Of course, this was mere guesswork. No proof was possible. But it agreed with all the facts, and it made V
arney’s apparent dual personality understandable. The real and essential Varney appeared to be the artist, not the criminal. He appeared to be a normal man, who had committed a murder under exceptional circumstances. With the bank-note business Thorndyke was not concerned, and he had no knowledge of its circumstances. But the murder was his concern, and he set himself to consider it.

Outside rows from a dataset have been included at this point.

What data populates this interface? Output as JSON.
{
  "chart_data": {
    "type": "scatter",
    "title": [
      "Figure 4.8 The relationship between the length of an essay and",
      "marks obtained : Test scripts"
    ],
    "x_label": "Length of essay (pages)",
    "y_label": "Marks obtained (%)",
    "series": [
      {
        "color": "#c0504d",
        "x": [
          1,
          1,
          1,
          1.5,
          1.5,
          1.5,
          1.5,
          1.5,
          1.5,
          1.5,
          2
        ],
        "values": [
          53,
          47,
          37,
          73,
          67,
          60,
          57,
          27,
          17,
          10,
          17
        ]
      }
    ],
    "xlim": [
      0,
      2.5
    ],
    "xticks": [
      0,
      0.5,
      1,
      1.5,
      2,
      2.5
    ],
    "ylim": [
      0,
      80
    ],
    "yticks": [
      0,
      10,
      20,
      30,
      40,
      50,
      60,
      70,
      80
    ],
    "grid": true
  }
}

The hypothesis was that Purcell had been, in effect, a blackmailer, and that Varney had been his victim. Now, it must be admitted that Thorndyke held somewhat unconventional views on the subject of blackmail. He considered that a blackmailer acts entirely at his own risk, and that the victim (since the law can afford him but a very imperfect protection) is entitled to take any available measures for his own defence, including the elimination of the blackmailer. But if the blackmailer acts at his own risk, so does the victim who elects to make away with him. Morally, the killing of a blackmailer may be justifiable homicide, but it has no such legal status. In law self-defence means defence against bodily injury; it does not include defence against moral injury. Whoever elects to rid himself of a blackmailer by killing him accepts the risk of a conviction on a charge of murder. But that appeared to be Varney’s position. He had accepted the risk. It was for him to avoid the consequences if he could. As to Thorndyke himself, though he might, like the Clerk of Arraigns at the Old Bailey, wish the offender "a good deliverance," his part was to lay bare the hidden facts. He and Varney were players on opposite sides. He would play impersonally, without malice and with a certain good will to his opponent. But he must play his own hand and leave his opponent to do the same.
These reflections passed swiftly through his mind in the intervals of a very desultory conversation. As he reached his conclusion, he once more looked up at Varney. And then he received something like a shock. At the moment no one was speaking, and Varney was sitting with his eyes somewhat furtively fixed on Margaret’s downcast face. Now, to an experienced observer there is something perfectly unmistakable in the expression with which a man looks at a woman with whom he is deeply in love. And such was the expression that Thorndyke surprised on Varney’s face. It was one of concentrated passion, of adoration.